W swojej powieści "Czwarty protokół" Frederick Forsyth opisywał
zagrożenie nuklearne jakie mogło nastąpić wskutek próby montażu i
odpalenia bomby atomowej. Fikcja dobrze się sprzedaje bo straszy
bezboleśnie i pozwala z tym większym zadowoleniem powitać rzeczywistość,
która może nie jest kolorowa ale na pewno nie jest tak straszna.
Dane z Fukushimy już dawno nam się znudziły. Nie znajdują
zainteresowania żądnych sensacji dziennikarzy, nie rzucają się na nie
gazety ani stacje telewizyjne.
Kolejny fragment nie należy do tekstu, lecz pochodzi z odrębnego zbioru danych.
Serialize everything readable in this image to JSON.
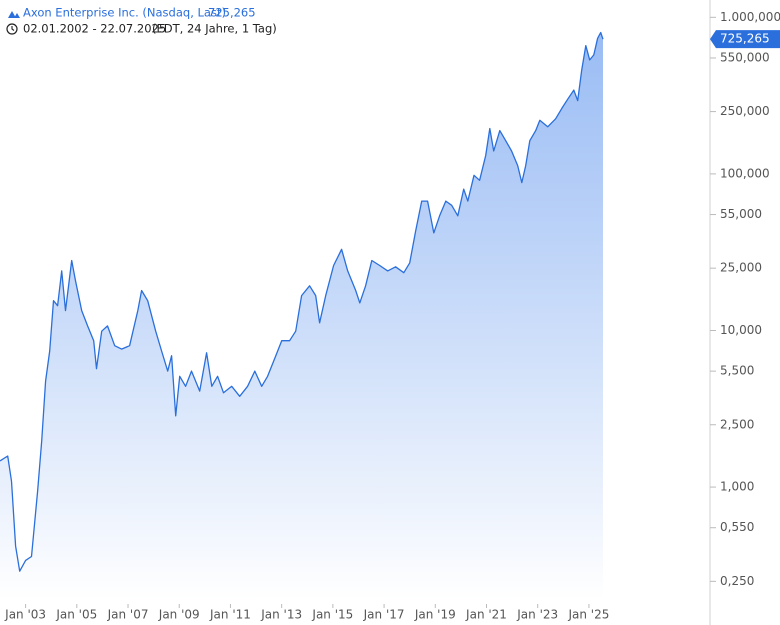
{
  "chart_data": {
    "type": "line",
    "title": "Axon Enterprise Inc. (Nasdaq, Last)",
    "subtitle": "02.01.2002 - 22.07.2025",
    "subtitle_note": "(EDT, 24 Jahre, 1 Tag)",
    "last_price": {
      "value": 725.265,
      "label": "725,265"
    },
    "yscale": "log",
    "color": "#2a6fdb",
    "area_color": "#8fb5f3",
    "xlim": [
      2002.0,
      2025.55
    ],
    "ylim": [
      0.19,
      1290
    ],
    "xticks": [
      {
        "value": 2003,
        "label": "Jan '03"
      },
      {
        "value": 2005,
        "label": "Jan '05"
      },
      {
        "value": 2007,
        "label": "Jan '07"
      },
      {
        "value": 2009,
        "label": "Jan '09"
      },
      {
        "value": 2011,
        "label": "Jan '11"
      },
      {
        "value": 2013,
        "label": "Jan '13"
      },
      {
        "value": 2015,
        "label": "Jan '15"
      },
      {
        "value": 2017,
        "label": "Jan '17"
      },
      {
        "value": 2019,
        "label": "Jan '19"
      },
      {
        "value": 2021,
        "label": "Jan '21"
      },
      {
        "value": 2023,
        "label": "Jan '23"
      },
      {
        "value": 2025,
        "label": "Jan '25"
      }
    ],
    "yticks": [
      {
        "value": 1000,
        "label": "1.000,000"
      },
      {
        "value": 550,
        "label": "550,000"
      },
      {
        "value": 250,
        "label": "250,000"
      },
      {
        "value": 100,
        "label": "100,000"
      },
      {
        "value": 55,
        "label": "55,000"
      },
      {
        "value": 25,
        "label": "25,000"
      },
      {
        "value": 10,
        "label": "10,000"
      },
      {
        "value": 5.5,
        "label": "5,500"
      },
      {
        "value": 2.5,
        "label": "2,500"
      },
      {
        "value": 1,
        "label": "1,000"
      },
      {
        "value": 0.55,
        "label": "0,550"
      },
      {
        "value": 0.25,
        "label": "0,250"
      }
    ],
    "x": [
      2002.0,
      2002.3,
      2002.45,
      2002.61,
      2002.77,
      2003.0,
      2003.23,
      2003.47,
      2003.63,
      2003.78,
      2003.94,
      2004.09,
      2004.25,
      2004.41,
      2004.56,
      2004.8,
      2004.95,
      2005.19,
      2005.42,
      2005.66,
      2005.77,
      2005.97,
      2006.2,
      2006.48,
      2006.75,
      2007.06,
      2007.38,
      2007.53,
      2007.77,
      2008.08,
      2008.31,
      2008.55,
      2008.7,
      2008.86,
      2009.02,
      2009.25,
      2009.48,
      2009.8,
      2010.07,
      2010.27,
      2010.5,
      2010.73,
      2011.05,
      2011.36,
      2011.67,
      2011.95,
      2012.22,
      2012.45,
      2012.77,
      2013.0,
      2013.31,
      2013.55,
      2013.78,
      2014.09,
      2014.33,
      2014.48,
      2014.72,
      2015.03,
      2015.34,
      2015.58,
      2015.89,
      2016.05,
      2016.28,
      2016.52,
      2016.83,
      2017.14,
      2017.45,
      2017.77,
      2018.0,
      2018.23,
      2018.47,
      2018.7,
      2018.94,
      2019.17,
      2019.41,
      2019.64,
      2019.88,
      2020.11,
      2020.27,
      2020.51,
      2020.73,
      2020.97,
      2021.13,
      2021.28,
      2021.52,
      2021.75,
      2021.98,
      2022.22,
      2022.38,
      2022.53,
      2022.69,
      2022.92,
      2023.08,
      2023.39,
      2023.7,
      2023.94,
      2024.17,
      2024.41,
      2024.56,
      2024.72,
      2024.88,
      2025.03,
      2025.19,
      2025.34,
      2025.46,
      2025.55
    ],
    "values": [
      1.47,
      1.58,
      1.09,
      0.42,
      0.29,
      0.34,
      0.36,
      0.94,
      1.97,
      4.76,
      7.4,
      15.5,
      14.4,
      24,
      13.4,
      28,
      20.8,
      13.4,
      10.7,
      8.6,
      5.7,
      9.9,
      10.7,
      8.0,
      7.6,
      8.0,
      13.4,
      18,
      15.5,
      9.9,
      7.4,
      5.5,
      6.9,
      2.85,
      5.1,
      4.4,
      5.5,
      4.1,
      7.2,
      4.4,
      5.1,
      4.0,
      4.4,
      3.8,
      4.4,
      5.5,
      4.4,
      5.1,
      6.9,
      8.6,
      8.6,
      9.9,
      16.7,
      19.3,
      16.7,
      11.2,
      16.7,
      26,
      33,
      24,
      18,
      15,
      19.3,
      28,
      26,
      24,
      25.5,
      23.4,
      27,
      43,
      67,
      67,
      42,
      54,
      67,
      63,
      54,
      80,
      67,
      98,
      91,
      131,
      195,
      140,
      189,
      163,
      140,
      113,
      88,
      113,
      163,
      189,
      220,
      200,
      225,
      262,
      300,
      343,
      294,
      460,
      660,
      535,
      575,
      735,
      800,
      725.265
    ]
  }
}
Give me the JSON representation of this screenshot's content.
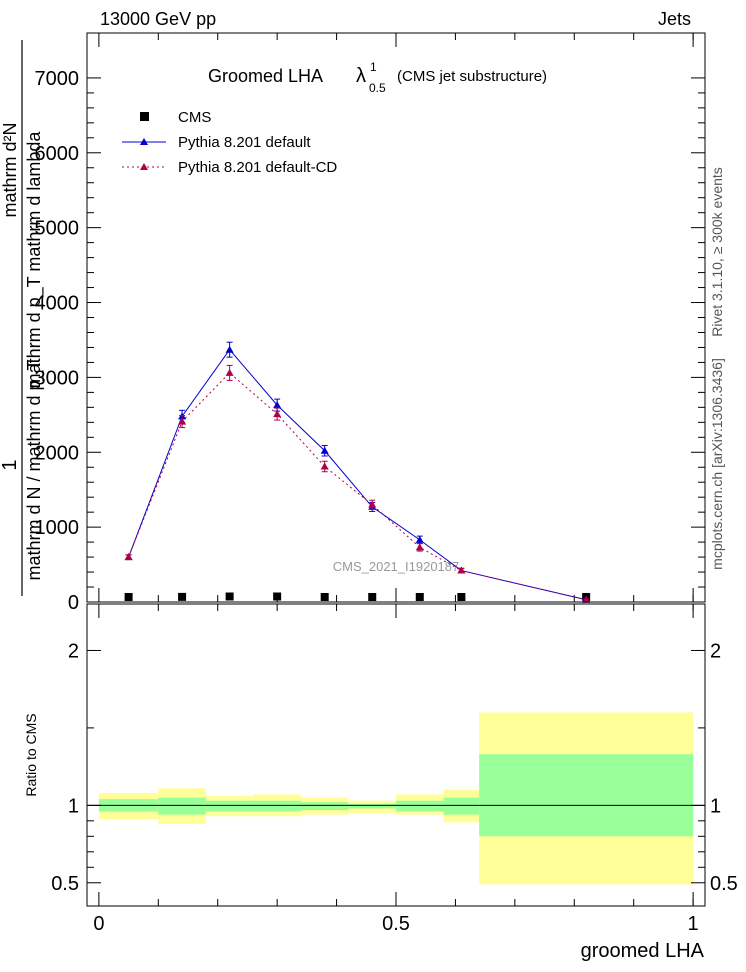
{
  "header": {
    "left": "13000 GeV pp",
    "right": "Jets"
  },
  "side_labels": {
    "rivet": "Rivet 3.1.10, ≥ 300k events",
    "mcplots": "mcplots.cern.ch [arXiv:1306.3436]"
  },
  "watermark": "CMS_2021_I1920187",
  "chart_data": [
    {
      "type": "scatter",
      "panel": "main",
      "title_main": "Groomed LHA",
      "title_symbol": "λ",
      "title_superscript": "1",
      "title_subscript": "0.5",
      "title_note": "(CMS jet substructure)",
      "ylabel_line1": "1",
      "ylabel_frac_num": "mathrm d²N",
      "ylabel_frac_den": "mathrm d p_T mathrm d lambda",
      "ylabel_line2": "mathrm d N / mathrm d p_T",
      "ylim": [
        0,
        7600
      ],
      "yticks": [
        0,
        1000,
        2000,
        3000,
        4000,
        5000,
        6000,
        7000
      ],
      "ytick_labels": [
        "0",
        "1000",
        "2000",
        "3000",
        "4000",
        "5000",
        "6000",
        "7000"
      ],
      "xlim": [
        -0.02,
        1.02
      ],
      "legend_position": "top-left",
      "series": [
        {
          "name": "CMS",
          "color": "#000000",
          "marker": "square",
          "x": [
            0.05,
            0.14,
            0.22,
            0.3,
            0.38,
            0.46,
            0.54,
            0.61,
            0.82
          ],
          "y": [
            0,
            15,
            20,
            20,
            10,
            5,
            5,
            5,
            3
          ]
        },
        {
          "name": "Pythia 8.201 default",
          "color": "#0000cc",
          "marker": "triangle",
          "line": "solid",
          "x": [
            0.05,
            0.14,
            0.22,
            0.3,
            0.38,
            0.46,
            0.54,
            0.61,
            0.82
          ],
          "y": [
            600,
            2480,
            3370,
            2630,
            2020,
            1270,
            830,
            420,
            30
          ],
          "err": [
            30,
            80,
            100,
            80,
            70,
            60,
            50,
            30,
            10
          ]
        },
        {
          "name": "Pythia 8.201 default-CD",
          "color": "#b0004a",
          "marker": "triangle",
          "line": "dotted",
          "x": [
            0.05,
            0.14,
            0.22,
            0.3,
            0.38,
            0.46,
            0.54,
            0.61,
            0.82
          ],
          "y": [
            600,
            2410,
            3060,
            2510,
            1810,
            1300,
            730,
            420,
            30
          ],
          "err": [
            30,
            80,
            100,
            80,
            70,
            60,
            50,
            30,
            10
          ]
        }
      ]
    },
    {
      "type": "area",
      "panel": "ratio",
      "ylabel": "Ratio to CMS",
      "xlabel": "groomed LHA",
      "ylim": [
        0.35,
        2.3
      ],
      "yticks": [
        0.5,
        1,
        2
      ],
      "ytick_labels": [
        "0.5",
        "1",
        "2"
      ],
      "xlim": [
        -0.02,
        1.02
      ],
      "xticks": [
        0,
        0.5,
        1
      ],
      "xtick_labels": [
        "0",
        "0.5",
        "1"
      ],
      "bin_edges": [
        0.0,
        0.1,
        0.18,
        0.26,
        0.34,
        0.42,
        0.5,
        0.58,
        0.64,
        1.0
      ],
      "bands": {
        "outer_color": "#ffff99",
        "inner_color": "#99ff99",
        "outer_low": [
          0.91,
          0.88,
          0.93,
          0.93,
          0.94,
          0.95,
          0.94,
          0.89,
          0.49
        ],
        "outer_high": [
          1.08,
          1.11,
          1.06,
          1.07,
          1.05,
          1.03,
          1.07,
          1.1,
          1.6
        ],
        "inner_low": [
          0.96,
          0.94,
          0.96,
          0.96,
          0.97,
          0.98,
          0.96,
          0.94,
          0.8
        ],
        "inner_high": [
          1.04,
          1.05,
          1.03,
          1.03,
          1.02,
          1.01,
          1.03,
          1.05,
          1.33
        ]
      },
      "reference_line": 1
    }
  ]
}
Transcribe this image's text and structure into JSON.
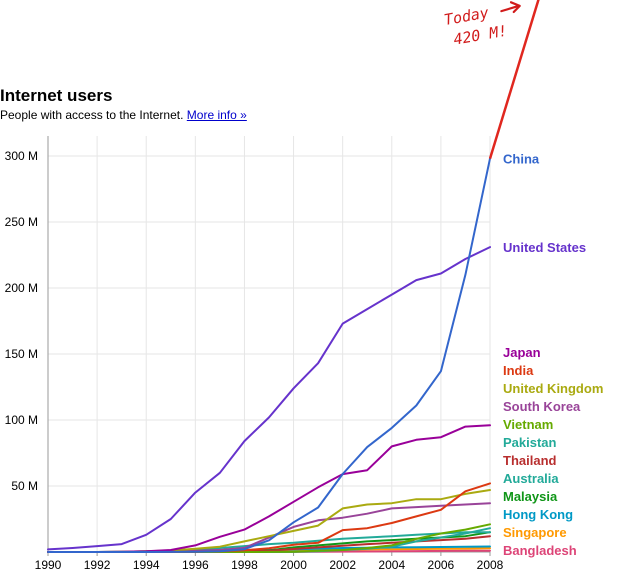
{
  "header": {
    "title": "Internet users",
    "subtitle": "People with access to the Internet.",
    "more_info": "More info »"
  },
  "annotation": {
    "line1": "Today",
    "line2": "420 M!",
    "color": "#e0271f"
  },
  "chart_data": {
    "type": "line",
    "title": "Internet users",
    "subtitle": "People with access to the Internet.",
    "xlabel": "",
    "ylabel": "",
    "xlim": [
      1990,
      2008
    ],
    "ylim": [
      0,
      300
    ],
    "x_ticks": [
      1990,
      1992,
      1994,
      1996,
      1998,
      2000,
      2002,
      2004,
      2006,
      2008
    ],
    "x_tick_labels": [
      "1990",
      "1992",
      "1994",
      "1996",
      "1998",
      "2000",
      "2002",
      "2004",
      "2006",
      "2008"
    ],
    "y_ticks": [
      0,
      50,
      100,
      150,
      200,
      250,
      300
    ],
    "y_tick_labels": [
      "",
      "50 M",
      "100 M",
      "150 M",
      "200 M",
      "250 M",
      "300 M"
    ],
    "grid": true,
    "legend": "right",
    "series": [
      {
        "name": "China",
        "color": "#3366cc",
        "x": [
          1990,
          1991,
          1992,
          1993,
          1994,
          1995,
          1996,
          1997,
          1998,
          1999,
          2000,
          2001,
          2002,
          2003,
          2004,
          2005,
          2006,
          2007,
          2008
        ],
        "y": [
          0,
          0,
          0,
          0,
          0,
          0.1,
          0.2,
          0.6,
          2.1,
          8.9,
          22.5,
          33.7,
          59.1,
          79.5,
          94,
          111,
          137,
          210,
          298
        ]
      },
      {
        "name": "United States",
        "color": "#6633cc",
        "x": [
          1990,
          1991,
          1992,
          1993,
          1994,
          1995,
          1996,
          1997,
          1998,
          1999,
          2000,
          2001,
          2002,
          2003,
          2004,
          2005,
          2006,
          2007,
          2008
        ],
        "y": [
          2,
          3,
          4.5,
          6,
          13,
          25,
          45,
          60,
          84,
          102,
          124,
          143,
          173,
          184,
          195,
          206,
          211,
          222,
          231
        ]
      },
      {
        "name": "Japan",
        "color": "#990099",
        "x": [
          1990,
          1991,
          1992,
          1993,
          1994,
          1995,
          1996,
          1997,
          1998,
          1999,
          2000,
          2001,
          2002,
          2003,
          2004,
          2005,
          2006,
          2007,
          2008
        ],
        "y": [
          0,
          0,
          0,
          0.2,
          0.5,
          1.5,
          5,
          11.5,
          17,
          27,
          38,
          49,
          59,
          62,
          80,
          85,
          87,
          95,
          96
        ]
      },
      {
        "name": "India",
        "color": "#dc3912",
        "x": [
          1990,
          1991,
          1992,
          1993,
          1994,
          1995,
          1996,
          1997,
          1998,
          1999,
          2000,
          2001,
          2002,
          2003,
          2004,
          2005,
          2006,
          2007,
          2008
        ],
        "y": [
          0,
          0,
          0,
          0,
          0,
          0.1,
          0.2,
          0.5,
          1.4,
          2.8,
          5.5,
          7,
          16.6,
          18,
          22,
          27,
          32,
          46,
          52
        ]
      },
      {
        "name": "United Kingdom",
        "color": "#aaaa11",
        "x": [
          1990,
          1991,
          1992,
          1993,
          1994,
          1995,
          1996,
          1997,
          1998,
          1999,
          2000,
          2001,
          2002,
          2003,
          2004,
          2005,
          2006,
          2007,
          2008
        ],
        "y": [
          0,
          0,
          0,
          0.2,
          0.5,
          1.1,
          2.4,
          4,
          8,
          12,
          16,
          20,
          33,
          36,
          37,
          40,
          40,
          44,
          47
        ]
      },
      {
        "name": "South Korea",
        "color": "#994499",
        "x": [
          1990,
          1991,
          1992,
          1993,
          1994,
          1995,
          1996,
          1997,
          1998,
          1999,
          2000,
          2001,
          2002,
          2003,
          2004,
          2005,
          2006,
          2007,
          2008
        ],
        "y": [
          0,
          0,
          0,
          0.1,
          0.1,
          0.4,
          0.8,
          1.6,
          3.1,
          10.9,
          19,
          24,
          26,
          29,
          33,
          34,
          35,
          36,
          37
        ]
      },
      {
        "name": "Vietnam",
        "color": "#66aa00",
        "x": [
          1990,
          1991,
          1992,
          1993,
          1994,
          1995,
          1996,
          1997,
          1998,
          1999,
          2000,
          2001,
          2002,
          2003,
          2004,
          2005,
          2006,
          2007,
          2008
        ],
        "y": [
          0,
          0,
          0,
          0,
          0,
          0,
          0,
          0,
          0,
          0.1,
          0.2,
          1,
          1.5,
          3,
          5,
          10,
          14,
          17,
          21
        ]
      },
      {
        "name": "Pakistan",
        "color": "#22aa99",
        "x": [
          1990,
          1991,
          1992,
          1993,
          1994,
          1995,
          1996,
          1997,
          1998,
          1999,
          2000,
          2001,
          2002,
          2003,
          2004,
          2005,
          2006,
          2007,
          2008
        ],
        "y": [
          0,
          0,
          0,
          0,
          0,
          0,
          0,
          0,
          0,
          0,
          0.1,
          0.5,
          1.5,
          2.5,
          4,
          8,
          11,
          14,
          18
        ]
      },
      {
        "name": "Thailand",
        "color": "#b82e2e",
        "x": [
          1990,
          1991,
          1992,
          1993,
          1994,
          1995,
          1996,
          1997,
          1998,
          1999,
          2000,
          2001,
          2002,
          2003,
          2004,
          2005,
          2006,
          2007,
          2008
        ],
        "y": [
          0,
          0,
          0,
          0,
          0,
          0.1,
          0.2,
          0.4,
          0.8,
          1,
          2.3,
          3.5,
          4.8,
          6,
          7,
          8,
          9,
          10,
          12
        ]
      },
      {
        "name": "Australia",
        "color": "#22aa99",
        "x": [
          1990,
          1991,
          1992,
          1993,
          1994,
          1995,
          1996,
          1997,
          1998,
          1999,
          2000,
          2001,
          2002,
          2003,
          2004,
          2005,
          2006,
          2007,
          2008
        ],
        "y": [
          0,
          0,
          0,
          0.2,
          0.5,
          0.8,
          1.6,
          3,
          4.5,
          6,
          7,
          8.5,
          10,
          11,
          12,
          13,
          14,
          15,
          15
        ]
      },
      {
        "name": "Malaysia",
        "color": "#109618",
        "x": [
          1990,
          1991,
          1992,
          1993,
          1994,
          1995,
          1996,
          1997,
          1998,
          1999,
          2000,
          2001,
          2002,
          2003,
          2004,
          2005,
          2006,
          2007,
          2008
        ],
        "y": [
          0,
          0,
          0,
          0,
          0,
          0,
          0.1,
          0.3,
          0.7,
          1.2,
          3.5,
          5,
          6.5,
          8,
          9,
          10,
          11,
          12,
          15
        ]
      },
      {
        "name": "Hong Kong",
        "color": "#0099c6",
        "x": [
          1990,
          1991,
          1992,
          1993,
          1994,
          1995,
          1996,
          1997,
          1998,
          1999,
          2000,
          2001,
          2002,
          2003,
          2004,
          2005,
          2006,
          2007,
          2008
        ],
        "y": [
          0,
          0,
          0,
          0,
          0,
          0.1,
          0.3,
          0.6,
          0.9,
          1.5,
          2,
          2.6,
          3,
          3.2,
          3.5,
          3.6,
          3.8,
          4,
          4.2
        ]
      },
      {
        "name": "Singapore",
        "color": "#ff9900",
        "x": [
          1990,
          1991,
          1992,
          1993,
          1994,
          1995,
          1996,
          1997,
          1998,
          1999,
          2000,
          2001,
          2002,
          2003,
          2004,
          2005,
          2006,
          2007,
          2008
        ],
        "y": [
          0,
          0,
          0,
          0,
          0,
          0.1,
          0.2,
          0.4,
          0.6,
          0.9,
          1.2,
          1.5,
          1.7,
          2,
          2.1,
          2.3,
          2.4,
          2.6,
          2.9
        ]
      },
      {
        "name": "Bangladesh",
        "color": "#dd4477",
        "x": [
          1990,
          1991,
          1992,
          1993,
          1994,
          1995,
          1996,
          1997,
          1998,
          1999,
          2000,
          2001,
          2002,
          2003,
          2004,
          2005,
          2006,
          2007,
          2008
        ],
        "y": [
          0,
          0,
          0,
          0,
          0,
          0,
          0,
          0,
          0,
          0,
          0.1,
          0.2,
          0.3,
          0.4,
          0.5,
          0.7,
          0.8,
          0.9,
          1
        ]
      }
    ],
    "extension": {
      "name": "Today 420 M!",
      "color": "#e0271f",
      "x": [
        2008,
        2010
      ],
      "y": [
        298,
        420
      ]
    }
  }
}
Ot uciążliwa katastrofa sprzed dwóch lat,
jakoś tam zafiksowana przez Japończyków. Można zająć się czymś innym.
Gdyby ktoś nas zapytał o jakieś konkrety, nic byśmy nie powiedzieli.
Bo nie ma sprawy. Ile reaktorów było/jest w Fukushimie? Co się z nimi
stało? Jaka jest obecna sytuacja? Jakie są perspektywy?
Żadne pewnikiem. Inaczej media trąbiłyby przez całą dobę. Czyżby. A gdyby sytuacja była krytyczna, czy media - zupełnie odwrotnie - nie powinny zamilczeć tego tematu? Oto jest pytanie.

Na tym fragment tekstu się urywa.